A customer with twelve RNASEQ mouse samples sequenced on an Illumina HiSeq 2000 wanted to compare the expression numbers for a single gene. This is outside my realm of expertise at the moment, but after some research I came up with a strategy. I realize the following commands aren't the most efficient way to do things, but I erred on the side of caution:
I downloaded a reference transcriptome from UCSC for mm9 and indexed it with bwa and samtools.
I mapped each sample to the reference transcriptome using BWA:
bwa aln -t 10 [path to transcriptome fasta] [fastq.gz filepath]
I converted the sai to BAM:
bwa samse [path to transcriptome fasta] [path to sai file] [path to fastq] | samtools view -Shub -o [bam file name] -
samtools sort [path to bam file] [sorted bam prefix]
I generated a VCF:
samtools mpileup -f [path to transcriptome fasta] [path to sorted bam] -u | bcftools view - > [vcf output path]
When I open the VCF, the header looks like this:
##fileformat=VCFv4.1 ##samtoolsVersion=0.1.18 (r982:295) CHROM POS ID REF ALT QUAL FILTER INFO FORMAT [path to sorted bam]
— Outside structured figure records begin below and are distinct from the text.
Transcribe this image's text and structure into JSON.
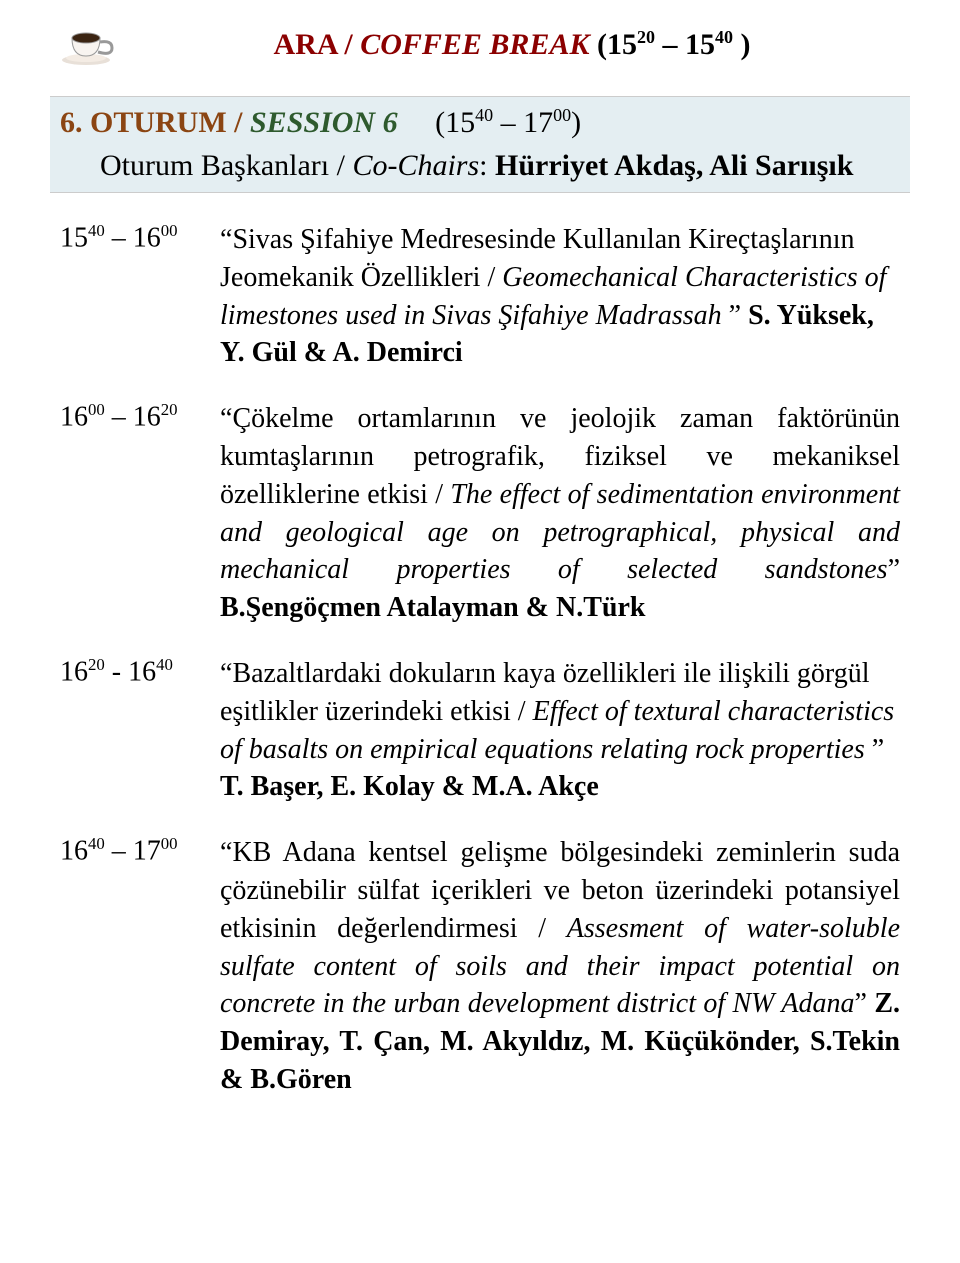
{
  "colors": {
    "red": "#8b0000",
    "brown": "#8b4513",
    "green": "#2e5a2e",
    "session_bg": "#e4eef2",
    "text": "#000000",
    "bg": "#ffffff"
  },
  "fonts": {
    "family": "Times New Roman",
    "break_size_pt": 22,
    "session_size_pt": 22,
    "body_size_pt": 21
  },
  "break": {
    "ara": "ARA / ",
    "coffee_break": "COFFEE BREAK",
    "time_open": "  (15",
    "time_sup1": "20",
    "time_mid": " – 15",
    "time_sup2": "40",
    "time_close": " )"
  },
  "session": {
    "oturum": "6. OTURUM / ",
    "session": "SESSION 6",
    "time_open": "     (15",
    "time_sup1": "40",
    "time_mid": " – 17",
    "time_sup2": "00",
    "time_close": ")",
    "chairs_label": "Oturum Başkanları / ",
    "chairs_label_it": "Co-Chairs",
    "chairs_sep": ": ",
    "chairs_names": "Hürriyet Akdaş, Ali Sarıışık"
  },
  "entries": [
    {
      "time_a": "15",
      "time_a_sup": "40",
      "time_sep": " – ",
      "time_b": "16",
      "time_b_sup": "00",
      "open_quote": "“",
      "tr": "Sivas Şifahiye Medresesinde Kullanılan Kireçtaşlarının Jeomekanik Özellikleri / ",
      "en": "Geomechanical Characteristics of limestones used in Sivas Şifahiye Madrassah ",
      "close_quote": "” ",
      "authors": "S. Yüksek, Y. Gül & A. Demirci",
      "align": "left"
    },
    {
      "time_a": "16",
      "time_a_sup": "00",
      "time_sep": " – ",
      "time_b": "16",
      "time_b_sup": "20",
      "open_quote": "“",
      "tr": "Çökelme ortamlarının ve jeolojik zaman faktörünün kumtaşlarının petrografik, fiziksel ve mekaniksel özelliklerine etkisi / ",
      "en": "The effect of sedimentation environment and geological age on petrographical, physical and mechanical properties of selected sandstones",
      "close_quote": "” ",
      "authors": "B.Şengöçmen Atalayman & N.Türk",
      "align": "justify"
    },
    {
      "time_a": "16",
      "time_a_sup": "20",
      "time_sep": " - ",
      "time_b": "16",
      "time_b_sup": "40",
      "open_quote": "“",
      "tr": "Bazaltlardaki dokuların kaya özellikleri ile ilişkili görgül eşitlikler üzerindeki etkisi / ",
      "en": "Effect of textural characteristics of basalts on empirical equations relating rock properties ",
      "close_quote": "” ",
      "authors": "T. Başer, E. Kolay & M.A. Akçe",
      "align": "left"
    },
    {
      "time_a": "16",
      "time_a_sup": "40",
      "time_sep": " – ",
      "time_b": "17",
      "time_b_sup": "00",
      "open_quote": "“",
      "tr": "KB Adana kentsel gelişme bölgesindeki zeminlerin suda çözünebilir sülfat içerikleri ve beton üzerindeki potansiyel etkisinin değerlendirmesi / ",
      "en": "Assesment of water-soluble sulfate content of soils and their impact potential on concrete in the urban development district of NW Adana",
      "close_quote": "” ",
      "authors": "Z. Demiray, T. Çan, M. Akyıldız, M. Küçükönder, S.Tekin & B.Gören",
      "align": "justify"
    }
  ]
}
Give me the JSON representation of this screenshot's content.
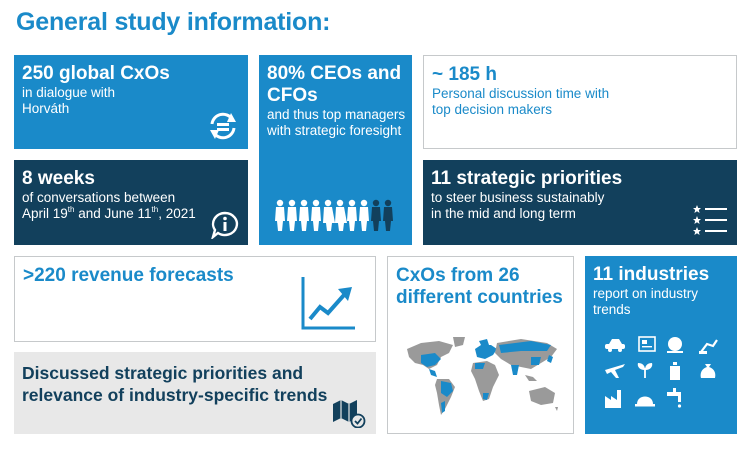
{
  "title": "General study information:",
  "tiles": {
    "cxos": {
      "headline": "250 global CxOs",
      "line1": "in dialogue with",
      "line2": "Horváth",
      "icon": "refresh-cycle-icon"
    },
    "weeks": {
      "headline": "8 weeks",
      "line1": "of conversations between",
      "date_a": "April 19",
      "date_a_sup": "th",
      "date_mid": " and June 11",
      "date_b_sup": "th",
      "date_end": ", 2021",
      "icon": "info-bubble-icon"
    },
    "ceos": {
      "headline_1": "80% CEOs and",
      "headline_2": "CFOs",
      "line1": "and thus top managers",
      "line2": "with strategic foresight",
      "icon": "people-row-icon"
    },
    "hours": {
      "headline": "~ 185 h",
      "line1": "Personal discussion time with",
      "line2": "top decision makers"
    },
    "priorities": {
      "headline": "11 strategic priorities",
      "line1": "to steer business sustainably",
      "line2": "in the mid and long term",
      "icon": "star-list-icon"
    },
    "forecasts": {
      "headline": ">220 revenue forecasts",
      "icon": "trend-up-chart-icon"
    },
    "discussed": {
      "line1": "Discussed strategic priorities and",
      "line2": "relevance of industry-specific trends",
      "icon": "map-check-icon"
    },
    "countries": {
      "headline_1": "CxOs from 26",
      "headline_2": "different countries",
      "icon": "world-map-icon"
    },
    "industries": {
      "headline": "11 industries",
      "line1": "report on industry",
      "line2": "trends",
      "icon": "industry-icons-grid"
    }
  },
  "colors": {
    "blue": "#1a8ac9",
    "navy": "#12405c",
    "grey": "#e8e8e8",
    "border": "#c6c9cb",
    "map_grey": "#9a9a9a"
  }
}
And here are a few sample lines:
gi|126352347|ref|NM_028260.2| 108 . G X 0 . DP=27;I16=13,14,0,0,1040,40426,0,0,520,10400,0,0,314,4688,0,0 PL 0,81,199 gi|126352347|ref|NM_028260.2| 109 . G X 0 . DP=28;I16=13,15,0,0,1086,42418,0,0,540,10800,0,0,323,4795,0,0 PL 0,84,201 gi|126352347|ref|NM_028260.2| 110 . A X 0 . DP=29;I16=14,15,0,0,1110,42864,0,0,560,11200,0,0,333,4957,0,0 PL 0,87,201
I'm having trouble correlating this with the official VCF 4.1 specification. Does anyone have any perspective on what I'm looking at here, or did I do something wrong? Specifically, column 1, column 5, the I16 comma-separated list in column 8, and the values in the last two columns are what I'm having trouble understanding, based on the samtools and VCF documentation.